Alex Puette is Don Lockwood in the Arts Center of Coastal Carolina production of "Singin' in the Rain," put on in the winter of 2014.
Alex Puette is Don Lockwood in the Arts Center of Coastal Carolina production of "Singin' in the Rain," put on in the winter of 2014. Jordan Sturm Photography

If Beaufort County voters agree to raise the sales tax in November, Hilton Head Island wants to use some of the proceeds to build a new arts venue and campus.

But specific plans for such a campus don't yet exist.

Although the island has long grappled with the question of the maintenance needs at the Arts Center of Coastal Carolina and artists' calls for another venue, there is no consensus about what a new campus would look like, where it should be built, who would own it, which groups would use it or even a remote estimate about what it could cost.

That shouldn't stop the town from trying to seize an opportunity to finally put funding behind an eventual effort -- whatever that might ultimately look like, said Mayor David Bennett, who has argued a new facility for the arts should be among the town's top priorities.

"Is it too early in the planning stages? Maybe. Are there other opportunities to deploy the potential capital associated with this referendum? Surely," he said. "But I think a proposal to develop an arts and cultural campus with Lowcountry flair and style done in such a way as to be iconoic -- like the Harbour Town Lighthouse is iconic -- is surely worthy."

Town Council members enthusiastically agree. They contend such a campus would transform the island's arts and cultural heritage community and that would cause ripple effects for tourism and tax dollars across Beaufort County.

"It's a game changer," said Town Councilwoman Kim Likins. "If we take this step, and it's a bold one, it really will help our community ... It just has all of the right ingredients of something great for our community and for Hilton Head to prosper in the future as it has in the past."

Town leaders plan to include the idea in their package for the county's Capital Project Sales Tax Commission, which was formed in October to create a referendum to raise the county sales tax by 1 percent to pay for major infrastructure and building projects across the county. The referendum is expected to raise $120 million over four years and would require voter approval this November.

The commission is soliciting project ideas for the referendum from each of the municipalities, which are due at the beginning of next month.

In addition to an arts campus, town leaders will submit to the commission requests for a yet-unspecified amount of funding for paving dirt roads on the island and an estimated $15 million needed to begin engineering studies on the expansion and replacement of the bridges to Hilton Head.

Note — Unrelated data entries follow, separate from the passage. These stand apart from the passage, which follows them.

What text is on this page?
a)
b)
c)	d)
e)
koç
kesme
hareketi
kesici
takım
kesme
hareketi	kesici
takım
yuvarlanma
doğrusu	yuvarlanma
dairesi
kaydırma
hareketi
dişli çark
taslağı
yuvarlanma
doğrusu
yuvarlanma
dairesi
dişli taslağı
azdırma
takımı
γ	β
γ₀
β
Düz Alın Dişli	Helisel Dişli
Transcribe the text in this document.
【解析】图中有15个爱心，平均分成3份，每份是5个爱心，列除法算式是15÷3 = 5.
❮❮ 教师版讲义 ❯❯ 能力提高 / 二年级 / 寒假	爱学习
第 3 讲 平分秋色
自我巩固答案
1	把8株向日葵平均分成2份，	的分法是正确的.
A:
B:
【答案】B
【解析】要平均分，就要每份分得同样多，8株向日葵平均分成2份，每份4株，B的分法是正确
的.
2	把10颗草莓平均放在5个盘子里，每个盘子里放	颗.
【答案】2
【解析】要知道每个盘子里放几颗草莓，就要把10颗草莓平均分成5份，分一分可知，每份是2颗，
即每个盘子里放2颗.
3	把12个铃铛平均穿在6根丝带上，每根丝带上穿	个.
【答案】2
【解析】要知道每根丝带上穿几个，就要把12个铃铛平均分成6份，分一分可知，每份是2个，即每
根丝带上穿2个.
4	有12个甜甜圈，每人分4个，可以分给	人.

About $4 million in needed repairs to the existing Arts Center of Coastal Carolina and $15 million in road improvements along U.S. 278 between Squire Pope and Jenkins Island did not make the town's list.

Meeting the deadlines of the sales tax commission will put tremendous pressure on Bennett's plan to add an arts venue to the expected referendum question.

The commission has asked that presentations include documentation to outline full project descriptions and estimated costs for engineering, construction and eventual operation and maintenance of any facility.

None of that exists for an arts campus proposal today, but Bennett believes the town can get started immediately.

"In my view, we're simply creating a placeholder associated with these funds for that project," he said Tuesday. "The ultimate vetting of the project itself remains to be done."

That plan will be created in the coming months, Bennett hopes, by a new a committee of town leaders, arts community leaders and a professional planner.

They will build off the work of the town's recently completed Arts and Cultural Strategic Planning Committee, which studied the wants and needs of dozens of local arts and cultural groups over the past year.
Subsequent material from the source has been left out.